三人で店を回すようになり、あっという間に一週間が過ぎた。
「おい、ヒデ! 皿が洗われてねえじゃねえかよ」
店に以前はなかった種類の声が飛ぶようになっていた。
「マスター、店前の植木鉢に水やった方がいいんでねえのかい? あんだけ枯れてちゃ可哀相だ」
客から飛んでくる言葉も次第に変化していった。
言葉が変わっただけならまだいい。語調も変わり、時に怒声が飛ぶことすらあった。
「布巾でも雑巾でもいいから、貸してくんねえかい」
「おい、席変えてくんねえか。虫が下で死んでんだよ」
「床の掃除もできねえのかよ、この店は! 俺はゴミ置き場に飯食いにきたんじゃねえや」
飲食店として、客の口から出るべきでない言葉が飛び交いだした。
ヒデの帰宅時間はずっと遅くなった。次への業務改善訓練ではなく、やり残した業務の処理に追われ、明日店を開くための最低限だけをこなすのに時間が割かれるようになっていった。
雑用の作業時間を減らす努力をしたところで、業務量的に限界があった。料理の練習時間もない。客の苦情対応に追われ、それに時間を費やすことによってますます持ち時間が減らされた。

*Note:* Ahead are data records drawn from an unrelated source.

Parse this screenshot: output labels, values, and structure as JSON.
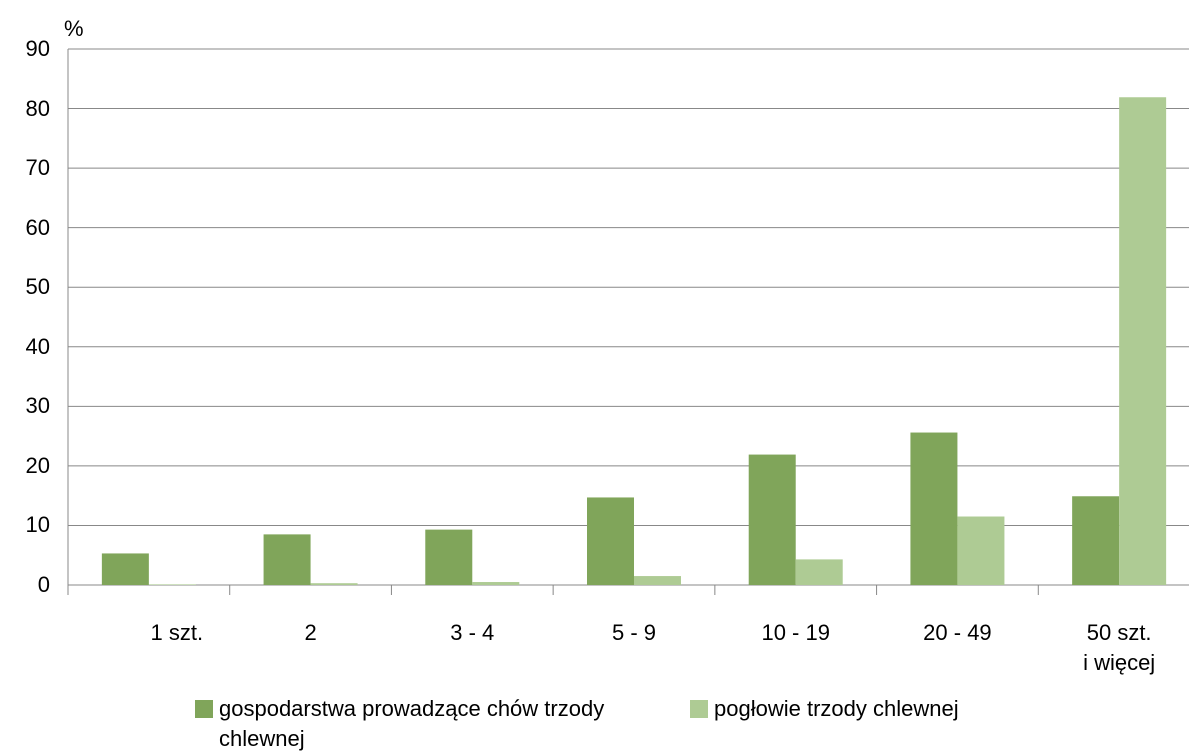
{
  "chart_data": {
    "type": "bar",
    "y_label": "%",
    "categories": [
      "1 szt.",
      "2",
      "3 - 4",
      "5 - 9",
      "10 - 19",
      "20 - 49",
      "50 szt.\ni więcej"
    ],
    "series": [
      {
        "name": "gospodarstwa prowadzące chów trzody chlewnej",
        "color": "#80a55a",
        "values": [
          5.3,
          8.5,
          9.3,
          14.7,
          21.9,
          25.6,
          14.9
        ]
      },
      {
        "name": "pogłowie trzody chlewnej",
        "color": "#aecb94",
        "values": [
          0.1,
          0.3,
          0.5,
          1.5,
          4.3,
          11.5,
          81.9
        ]
      }
    ],
    "ylim": [
      0,
      90
    ],
    "yticks": [
      0,
      10,
      20,
      30,
      40,
      50,
      60,
      70,
      80,
      90
    ],
    "grid": true,
    "legend": "bottom"
  }
}
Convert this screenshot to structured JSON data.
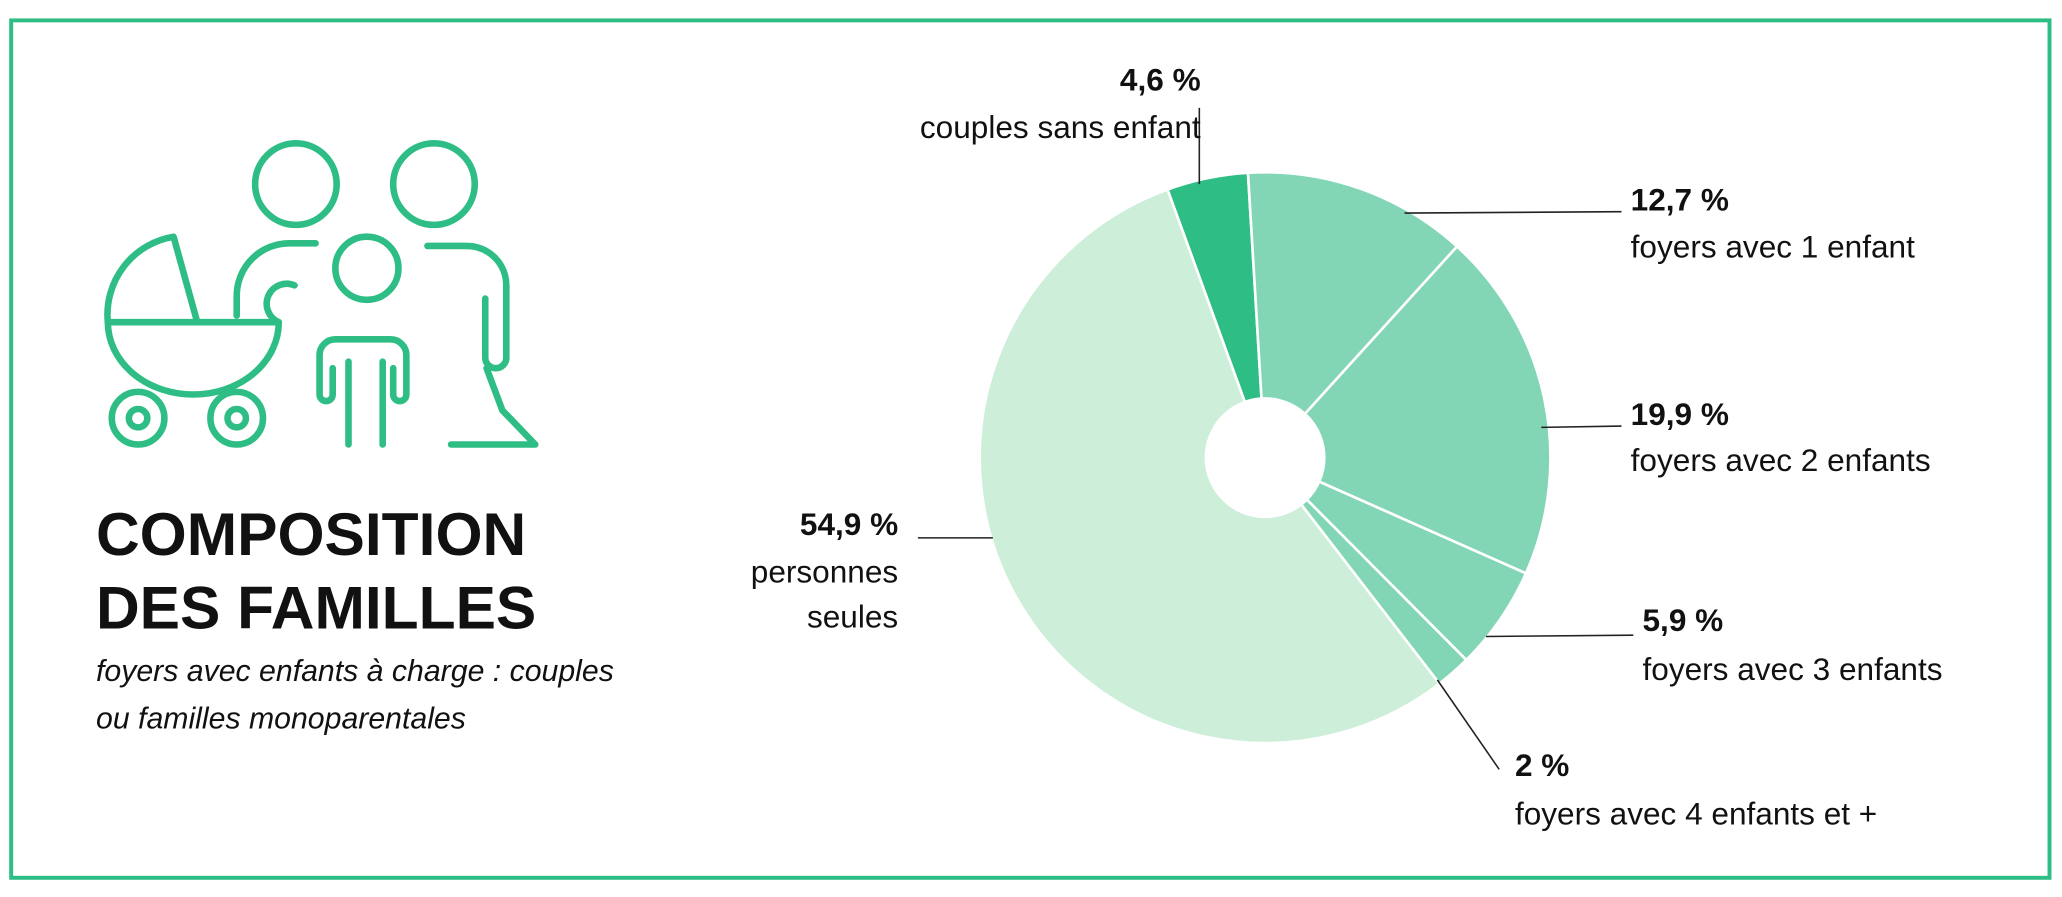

しかし、すぐにそんな苦労すらする必要がなくなったのである。
出した料理が原因で食中毒者を出し、信用問題から店は閉店を余儀なくされてしまった。
店長や大木さんは重さんを追いやるように進言したヒデを恨むようになっており、ヒデが今後の人生を相談することはできるはずもなかった。
「ん?」
ふと、公園で見覚えのある姿を発見した。重さんである。
重さんは「環境美化」のタスキをかけ公園のトイレを清掃していたのである。
ボランティア活動なのか、職としているのかは判断しかねたが、以前よりも生き生きとしているようにも見えた。
「重さーん、相変わらず精が出ますなあ」
ヒデが話しかけるか迷っていると、向こうから同じタスキをかけた男がやってきた。
「いやあ、芳さんこそ」
芳さんと呼ばれた男はお茶のペットボトルを二本持っていたようで、一本を重さんに渡した。
「いやあ、掃除というのは誰にも気づかれないようにやるのが難しいものです。本当はこのタスキすだって外したいくらいですよ」
「そういうものですかな」
「ええ。前に勤めていた料理屋であからさまに俺を捨てようとしていた若造がいましたねえ。ああいうのはろくな死に方しないでしょうよ」
とても話しかけられなくなったヒデは、すぐにその場を立ち去った。
その日の夜、ヒデは自宅で床に散乱していたビニール袋に滑って脳天を打ち、そのまま帰らぬ人となった。